Methods: We retrospectively evaluated the clinical profile and the patterns of outcome among patients who were treated in our center with the diagnosis of aggressive, B-cell, primary endocrine lymphoma.
Results: Between May 1980 and December 2011, 450 patients were diagnosed as primary extranodal non-Hodgkin lymphomas. Among them, 18 cases (4%) were primary testicular lymphoma (PTL), 8 cases (2%) were primary thyroid lymphoma (PTHL) and 4 cases (1%) were primary adrenal lymphoma (PAL). The therapeutic approaches employed were variable, including mainly chemotherapy in combination with radiotherapy and surgery. The median OS for the patients with PTL and PAL was 27 and 6 months, respectively. Better outcome was observed in patients with PTHL for whom the median OS has not been reached yet, whereas the PAL group had the worst prognosis.

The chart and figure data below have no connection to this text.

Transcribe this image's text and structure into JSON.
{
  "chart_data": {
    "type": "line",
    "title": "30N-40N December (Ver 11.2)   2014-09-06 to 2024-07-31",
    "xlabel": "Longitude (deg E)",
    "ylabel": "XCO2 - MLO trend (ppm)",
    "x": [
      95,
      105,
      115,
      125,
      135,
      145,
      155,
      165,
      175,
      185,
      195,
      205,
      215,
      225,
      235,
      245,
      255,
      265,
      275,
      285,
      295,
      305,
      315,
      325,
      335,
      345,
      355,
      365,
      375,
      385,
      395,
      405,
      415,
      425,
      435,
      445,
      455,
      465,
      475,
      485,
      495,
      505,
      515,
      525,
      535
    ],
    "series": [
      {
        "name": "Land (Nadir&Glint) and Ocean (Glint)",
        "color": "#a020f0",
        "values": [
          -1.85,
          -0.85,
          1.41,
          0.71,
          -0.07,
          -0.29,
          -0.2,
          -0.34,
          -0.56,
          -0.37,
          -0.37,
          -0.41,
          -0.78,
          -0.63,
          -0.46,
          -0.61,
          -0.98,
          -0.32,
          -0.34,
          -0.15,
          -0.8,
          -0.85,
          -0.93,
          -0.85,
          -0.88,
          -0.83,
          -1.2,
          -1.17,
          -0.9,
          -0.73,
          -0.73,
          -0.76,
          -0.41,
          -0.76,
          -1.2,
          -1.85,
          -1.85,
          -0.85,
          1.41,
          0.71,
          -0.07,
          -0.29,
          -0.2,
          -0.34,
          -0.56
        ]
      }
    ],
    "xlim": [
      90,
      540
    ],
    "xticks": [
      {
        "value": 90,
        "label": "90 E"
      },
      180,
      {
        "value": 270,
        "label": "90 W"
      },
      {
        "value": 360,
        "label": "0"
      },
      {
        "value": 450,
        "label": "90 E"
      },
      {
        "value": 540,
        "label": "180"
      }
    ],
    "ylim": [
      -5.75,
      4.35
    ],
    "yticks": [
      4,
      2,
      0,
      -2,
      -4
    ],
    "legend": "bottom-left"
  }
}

Conclusions: The discrepancies in the outcome among endocrine lymphomas could be partly attributed to their biologic variability, which might be determined by the initial site involved. We conclude that treatment decisions should be made according to a multi-disciplinary approach to avoid unnecessary surgery. Existing treatment strategies for PTL and PAL fail to provide long-term survival, rendering the application of novel therapeutic approaches essential.